Uber's driverless Volvo's will soon be seen piloting around Toronto as the ride-sharing company has established an office there.

Uber’s autonomous vehicle testing group is feeling the heat from Waymo’s trip hammer of allegations about stolen corporate secrets and the attempts by the company to get an injunction forcing Uber to suspend its testing operations in the U.S.

The key component being “in the U.S.”

No problem. Uber expanded its Advanced Technologies Group by opening an office in Toronto and placing a soon-to-be-growing team of researchers under the guidance of University of Toronto professor Raquel Urtasun.
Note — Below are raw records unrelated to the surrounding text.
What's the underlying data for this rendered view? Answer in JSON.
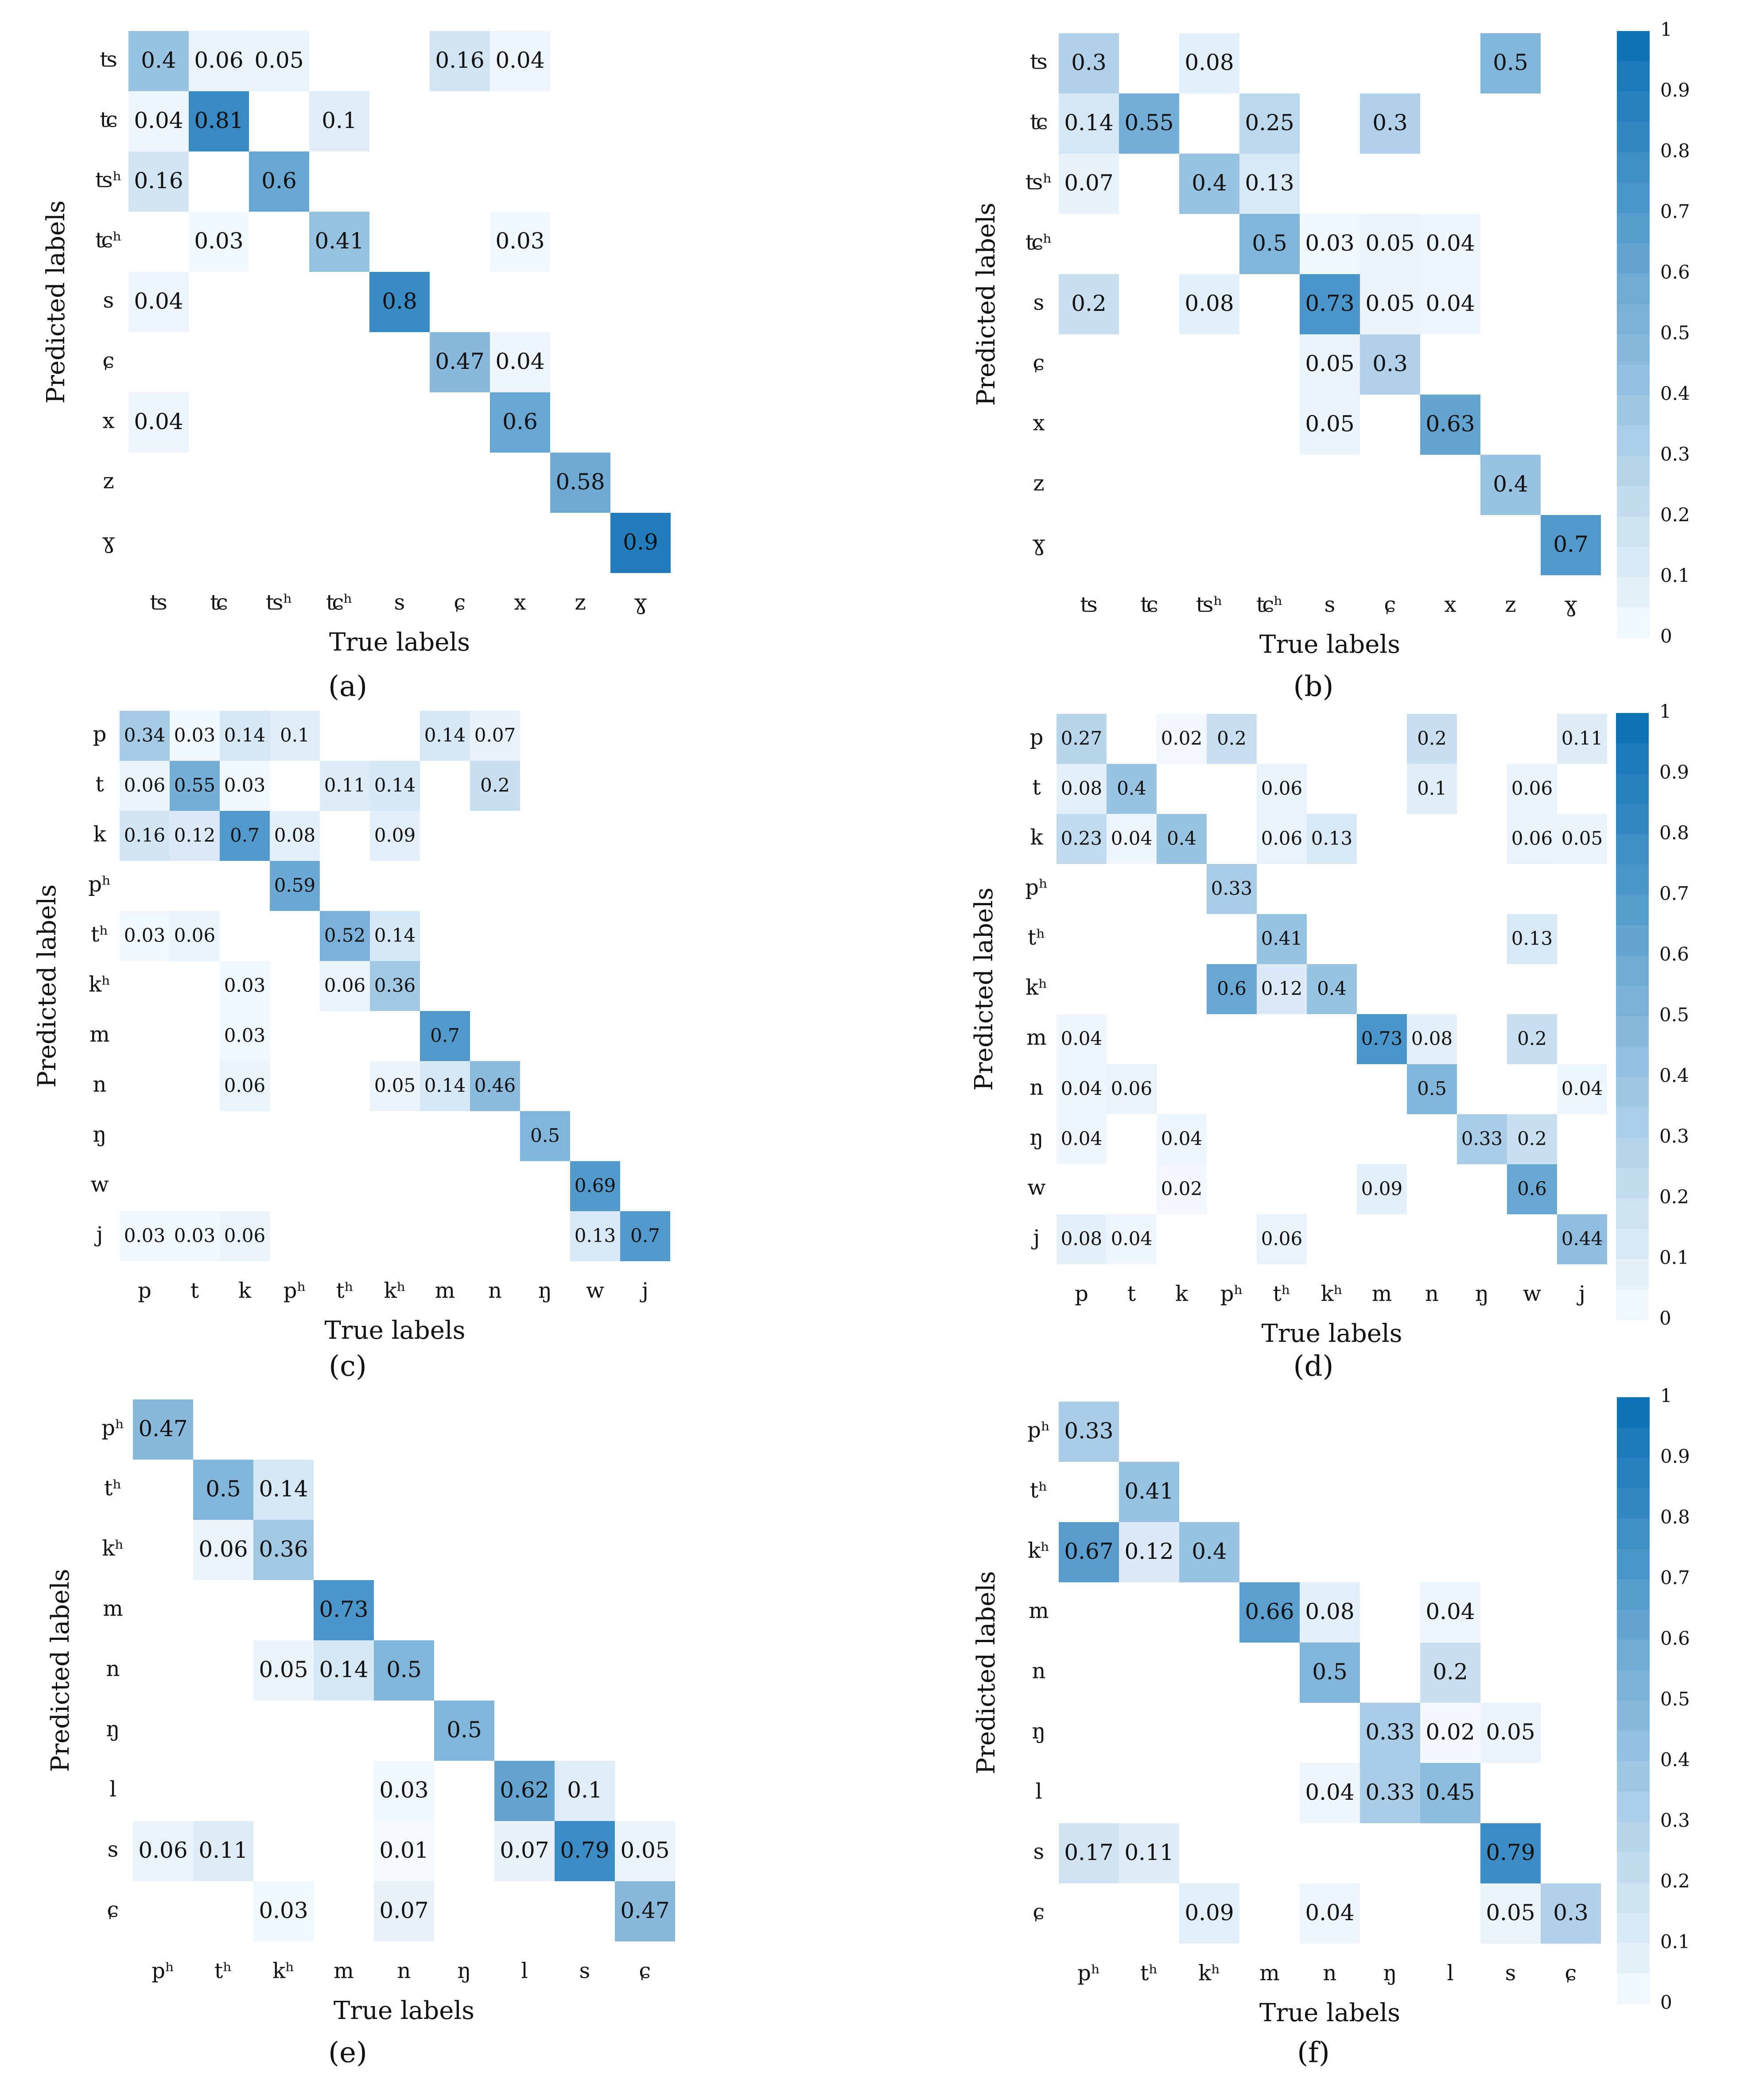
{
  "colors": {
    "low": "#f7fbff",
    "high": "#0a6fb5",
    "text": "#111111"
  },
  "chart_data": [
    {
      "type": "heatmap",
      "caption": "(a)",
      "xlabel": "True labels",
      "ylabel": "Predicted labels",
      "labels": [
        "ʦ",
        "ʨ",
        "ʦʰ",
        "ʨʰ",
        "s",
        "ɕ",
        "x",
        "z",
        "ɣ"
      ],
      "matrix": [
        [
          0.4,
          0.06,
          0.05,
          null,
          null,
          0.16,
          0.04,
          null,
          null
        ],
        [
          0.04,
          0.81,
          null,
          0.1,
          null,
          null,
          null,
          null,
          null
        ],
        [
          0.16,
          null,
          0.6,
          null,
          null,
          null,
          null,
          null,
          null
        ],
        [
          null,
          0.03,
          null,
          0.41,
          null,
          null,
          0.03,
          null,
          null
        ],
        [
          0.04,
          null,
          null,
          null,
          0.8,
          null,
          null,
          null,
          null
        ],
        [
          null,
          null,
          null,
          null,
          null,
          0.47,
          0.04,
          null,
          null
        ],
        [
          0.04,
          null,
          null,
          null,
          null,
          null,
          0.6,
          null,
          null
        ],
        [
          null,
          null,
          null,
          null,
          null,
          null,
          null,
          0.58,
          null
        ],
        [
          null,
          null,
          null,
          null,
          null,
          null,
          null,
          null,
          0.9
        ]
      ],
      "vmin": 0,
      "vmax": 1,
      "colorbar": false
    },
    {
      "type": "heatmap",
      "caption": "(b)",
      "xlabel": "True labels",
      "ylabel": "Predicted labels",
      "labels": [
        "ʦ",
        "ʨ",
        "ʦʰ",
        "ʨʰ",
        "s",
        "ɕ",
        "x",
        "z",
        "ɣ"
      ],
      "matrix": [
        [
          0.3,
          null,
          0.08,
          null,
          null,
          null,
          null,
          0.5,
          null
        ],
        [
          0.14,
          0.55,
          null,
          0.25,
          null,
          0.3,
          null,
          null,
          null
        ],
        [
          0.07,
          null,
          0.4,
          0.13,
          null,
          null,
          null,
          null,
          null
        ],
        [
          null,
          null,
          null,
          0.5,
          0.03,
          0.05,
          0.04,
          null,
          null
        ],
        [
          0.2,
          null,
          0.08,
          null,
          0.73,
          0.05,
          0.04,
          null,
          null
        ],
        [
          null,
          null,
          null,
          null,
          0.05,
          0.3,
          null,
          null,
          null
        ],
        [
          null,
          null,
          null,
          null,
          0.05,
          null,
          0.63,
          null,
          null
        ],
        [
          null,
          null,
          null,
          null,
          null,
          null,
          null,
          0.4,
          null
        ],
        [
          null,
          null,
          null,
          null,
          null,
          null,
          null,
          null,
          0.7
        ]
      ],
      "vmin": 0,
      "vmax": 1,
      "colorbar": true,
      "colorbar_ticks": [
        "0",
        "0.1",
        "0.2",
        "0.3",
        "0.4",
        "0.5",
        "0.6",
        "0.7",
        "0.8",
        "0.9",
        "1"
      ]
    },
    {
      "type": "heatmap",
      "caption": "(c)",
      "xlabel": "True labels",
      "ylabel": "Predicted labels",
      "labels": [
        "p",
        "t",
        "k",
        "pʰ",
        "tʰ",
        "kʰ",
        "m",
        "n",
        "ŋ",
        "w",
        "j"
      ],
      "matrix": [
        [
          0.34,
          0.03,
          0.14,
          0.1,
          null,
          null,
          0.14,
          0.07,
          null,
          null,
          null
        ],
        [
          0.06,
          0.55,
          0.03,
          null,
          0.11,
          0.14,
          null,
          0.2,
          null,
          null,
          null
        ],
        [
          0.16,
          0.12,
          0.7,
          0.08,
          null,
          0.09,
          null,
          null,
          null,
          null,
          null
        ],
        [
          null,
          null,
          null,
          0.59,
          null,
          null,
          null,
          null,
          null,
          null,
          null
        ],
        [
          0.03,
          0.06,
          null,
          null,
          0.52,
          0.14,
          null,
          null,
          null,
          null,
          null
        ],
        [
          null,
          null,
          0.03,
          null,
          0.06,
          0.36,
          null,
          null,
          null,
          null,
          null
        ],
        [
          null,
          null,
          0.03,
          null,
          null,
          null,
          0.7,
          null,
          null,
          null,
          null
        ],
        [
          null,
          null,
          0.06,
          null,
          null,
          0.05,
          0.14,
          0.46,
          null,
          null,
          null
        ],
        [
          null,
          null,
          null,
          null,
          null,
          null,
          null,
          null,
          0.5,
          null,
          null
        ],
        [
          null,
          null,
          null,
          null,
          null,
          null,
          null,
          null,
          null,
          0.69,
          null
        ],
        [
          0.03,
          0.03,
          0.06,
          null,
          null,
          null,
          null,
          null,
          null,
          0.13,
          0.7
        ]
      ],
      "vmin": 0,
      "vmax": 1,
      "colorbar": false
    },
    {
      "type": "heatmap",
      "caption": "(d)",
      "xlabel": "True labels",
      "ylabel": "Predicted labels",
      "labels": [
        "p",
        "t",
        "k",
        "pʰ",
        "tʰ",
        "kʰ",
        "m",
        "n",
        "ŋ",
        "w",
        "j"
      ],
      "matrix": [
        [
          0.27,
          null,
          0.02,
          0.2,
          null,
          null,
          null,
          0.2,
          null,
          null,
          0.11
        ],
        [
          0.08,
          0.4,
          null,
          null,
          0.06,
          null,
          null,
          0.1,
          null,
          0.06,
          null
        ],
        [
          0.23,
          0.04,
          0.4,
          null,
          0.06,
          0.13,
          null,
          null,
          null,
          0.06,
          0.05
        ],
        [
          null,
          null,
          null,
          0.33,
          null,
          null,
          null,
          null,
          null,
          null,
          null
        ],
        [
          null,
          null,
          null,
          null,
          0.41,
          null,
          null,
          null,
          null,
          0.13,
          null
        ],
        [
          null,
          null,
          null,
          0.6,
          0.12,
          0.4,
          null,
          null,
          null,
          null,
          null
        ],
        [
          0.04,
          null,
          null,
          null,
          null,
          null,
          0.73,
          0.08,
          null,
          0.2,
          null
        ],
        [
          0.04,
          0.06,
          null,
          null,
          null,
          null,
          null,
          0.5,
          null,
          null,
          0.04
        ],
        [
          0.04,
          null,
          0.04,
          null,
          null,
          null,
          null,
          null,
          0.33,
          0.2,
          null
        ],
        [
          null,
          null,
          0.02,
          null,
          null,
          null,
          0.09,
          null,
          null,
          0.6,
          null
        ],
        [
          0.08,
          0.04,
          null,
          null,
          0.06,
          null,
          null,
          null,
          null,
          null,
          0.44
        ]
      ],
      "vmin": 0,
      "vmax": 1,
      "colorbar": true,
      "colorbar_ticks": [
        "0",
        "0.1",
        "0.2",
        "0.3",
        "0.4",
        "0.5",
        "0.6",
        "0.7",
        "0.8",
        "0.9",
        "1"
      ]
    },
    {
      "type": "heatmap",
      "caption": "(e)",
      "xlabel": "True labels",
      "ylabel": "Predicted labels",
      "labels": [
        "pʰ",
        "tʰ",
        "kʰ",
        "m",
        "n",
        "ŋ",
        "l",
        "s",
        "ɕ"
      ],
      "matrix": [
        [
          0.47,
          null,
          null,
          null,
          null,
          null,
          null,
          null,
          null
        ],
        [
          null,
          0.5,
          0.14,
          null,
          null,
          null,
          null,
          null,
          null
        ],
        [
          null,
          0.06,
          0.36,
          null,
          null,
          null,
          null,
          null,
          null
        ],
        [
          null,
          null,
          null,
          0.73,
          null,
          null,
          null,
          null,
          null
        ],
        [
          null,
          null,
          0.05,
          0.14,
          0.5,
          null,
          null,
          null,
          null
        ],
        [
          null,
          null,
          null,
          null,
          null,
          0.5,
          null,
          null,
          null
        ],
        [
          null,
          null,
          null,
          null,
          0.03,
          null,
          0.62,
          0.1,
          null
        ],
        [
          0.06,
          0.11,
          null,
          null,
          0.01,
          null,
          0.07,
          0.79,
          0.05
        ],
        [
          null,
          null,
          0.03,
          null,
          0.07,
          null,
          null,
          null,
          0.47
        ]
      ],
      "vmin": 0,
      "vmax": 1,
      "colorbar": false
    },
    {
      "type": "heatmap",
      "caption": "(f)",
      "xlabel": "True labels",
      "ylabel": "Predicted labels",
      "labels": [
        "pʰ",
        "tʰ",
        "kʰ",
        "m",
        "n",
        "ŋ",
        "l",
        "s",
        "ɕ"
      ],
      "matrix": [
        [
          0.33,
          null,
          null,
          null,
          null,
          null,
          null,
          null,
          null
        ],
        [
          null,
          0.41,
          null,
          null,
          null,
          null,
          null,
          null,
          null
        ],
        [
          0.67,
          0.12,
          0.4,
          null,
          null,
          null,
          null,
          null,
          null
        ],
        [
          null,
          null,
          null,
          0.66,
          0.08,
          null,
          0.04,
          null,
          null
        ],
        [
          null,
          null,
          null,
          null,
          0.5,
          null,
          0.2,
          null,
          null
        ],
        [
          null,
          null,
          null,
          null,
          null,
          0.33,
          0.02,
          0.05,
          null
        ],
        [
          null,
          null,
          null,
          null,
          0.04,
          0.33,
          0.45,
          null,
          null
        ],
        [
          0.17,
          0.11,
          null,
          null,
          null,
          null,
          null,
          0.79,
          null
        ],
        [
          null,
          null,
          0.09,
          null,
          0.04,
          null,
          null,
          0.05,
          0.3
        ]
      ],
      "vmin": 0,
      "vmax": 1,
      "colorbar": true,
      "colorbar_ticks": [
        "0",
        "0.1",
        "0.2",
        "0.3",
        "0.4",
        "0.5",
        "0.6",
        "0.7",
        "0.8",
        "0.9",
        "1"
      ]
    }
  ]
}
Urtasun is not only an academic, but may be THE academic in the field as she is also the Canada Research Chair in Machine Learning and Computer Vision. Her arrival couldn’t be better timed from Uber’s perspective as it could use some stability in its program these days.

(Criminal probe adds to Uber’s legal headaches. For the details, Click Here.)
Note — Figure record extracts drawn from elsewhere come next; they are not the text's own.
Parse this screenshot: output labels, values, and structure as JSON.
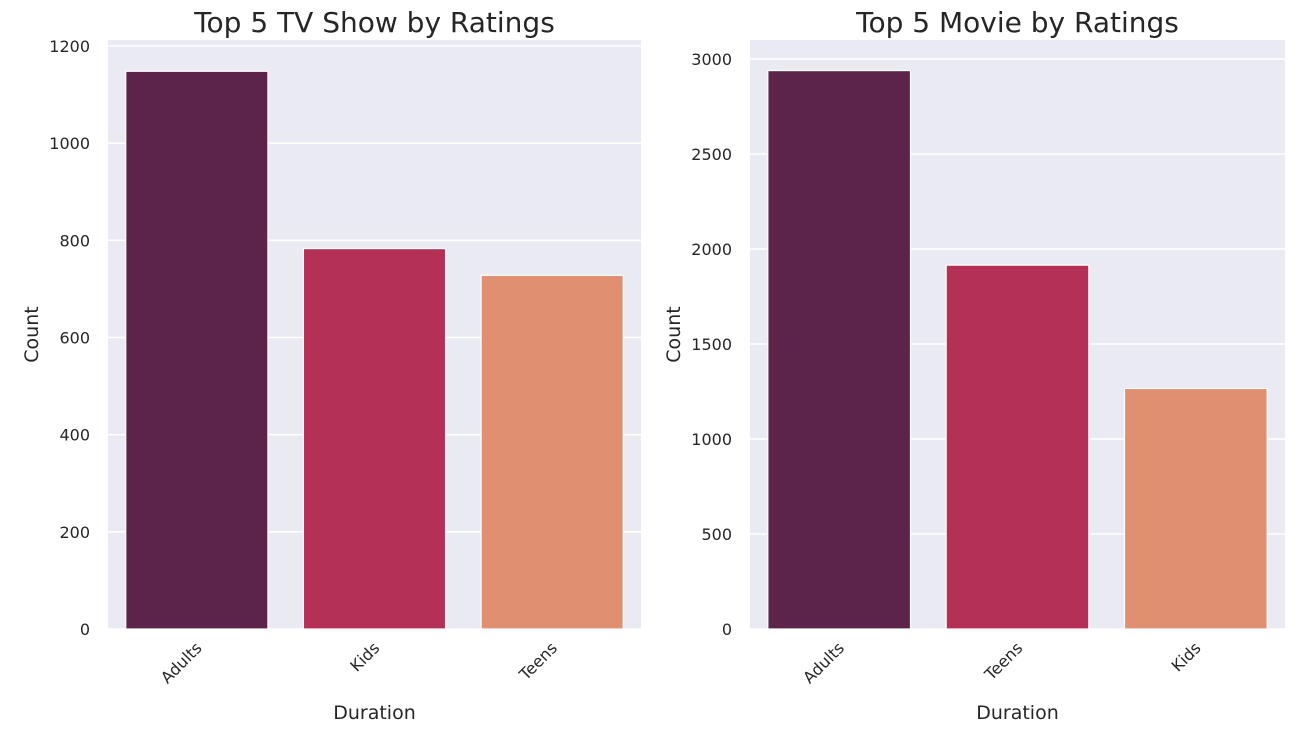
{
  "chart_data": [
    {
      "type": "bar",
      "title": "Top 5 TV Show by Ratings",
      "xlabel": "Duration",
      "ylabel": "Count",
      "categories": [
        "Adults",
        "Kids",
        "Teens"
      ],
      "values": [
        1148,
        783,
        728
      ],
      "ylim": [
        0,
        1200
      ],
      "yticks": [
        "0",
        "200",
        "400",
        "600",
        "800",
        "1000",
        "1200"
      ],
      "colors": [
        "#5c244a",
        "#b43057",
        "#e18f71"
      ],
      "background": "#eaeaf2",
      "grid": true,
      "legend": "none"
    },
    {
      "type": "bar",
      "title": "Top 5 Movie by Ratings",
      "xlabel": "Duration",
      "ylabel": "Count",
      "categories": [
        "Adults",
        "Teens",
        "Kids"
      ],
      "values": [
        2939,
        1915,
        1266
      ],
      "ylim": [
        0,
        3000
      ],
      "yticks": [
        "0",
        "500",
        "1000",
        "1500",
        "2000",
        "2500",
        "3000"
      ],
      "colors": [
        "#5c244a",
        "#b43057",
        "#e18f71"
      ],
      "background": "#eaeaf2",
      "grid": true,
      "legend": "none"
    }
  ]
}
However, she’s getting something out of it too.

“Doing research in self-driving cars, there is only so much you can do in an academic environment,” she told me in an interview about her decision to at least partially devote her time to a private enterprise. “You really need an industry partner that has resources to really make the difference.”

Waymo has asked the judge to slap Uber and Anthony Levandowski, a former Waymo employee who was until recently in charge of Uber’s ATG program, with injunctions preventing Uber from proceeding with its autonomous vehicle program, claiming that Uber was essentially using Waymo’s technology, especially its Lidar system.

Additionally, they asked the judge to bar Levandowski, who until recently headed up Uber’s autonomous program. He was replaced by Eric Meyhofer, who reports directly to CEO Travis Kalanick.

(Uber refutes Google’s stolen intellectual property charges. Click Here for the story.)

The move to step away was chronicled in an email from Levandowski to his employees that was revealed by Business Insider. He is working in other areas of the company, such as software and operations.

U.S. District Judge William Alsup, who hasn’t ruled on the request yet, did acknowledge he’s convinced that Levandowski took more than 14,000 documents when he left Waymo to start his own company, Otto, which produced a self-driving semi truck. However, he remains unconvinced that Uber actually used any Waymo secrets to produce its technology.

(Click Here for more about the lawsuit.)

“I’ve given you lots of discovery, and so far you don’t have any smoking gun” showing that Uber knew Levandowski possessed any Waymo trade secrets, Alsup said, according to Reuters.

The move to add the Toronto office helps Uber continue forward in its research and taps into a top resource for it as the university produces some of the top AI researchers in the world. Urtasun will not only head up the ATG, but also continue in her role at the university.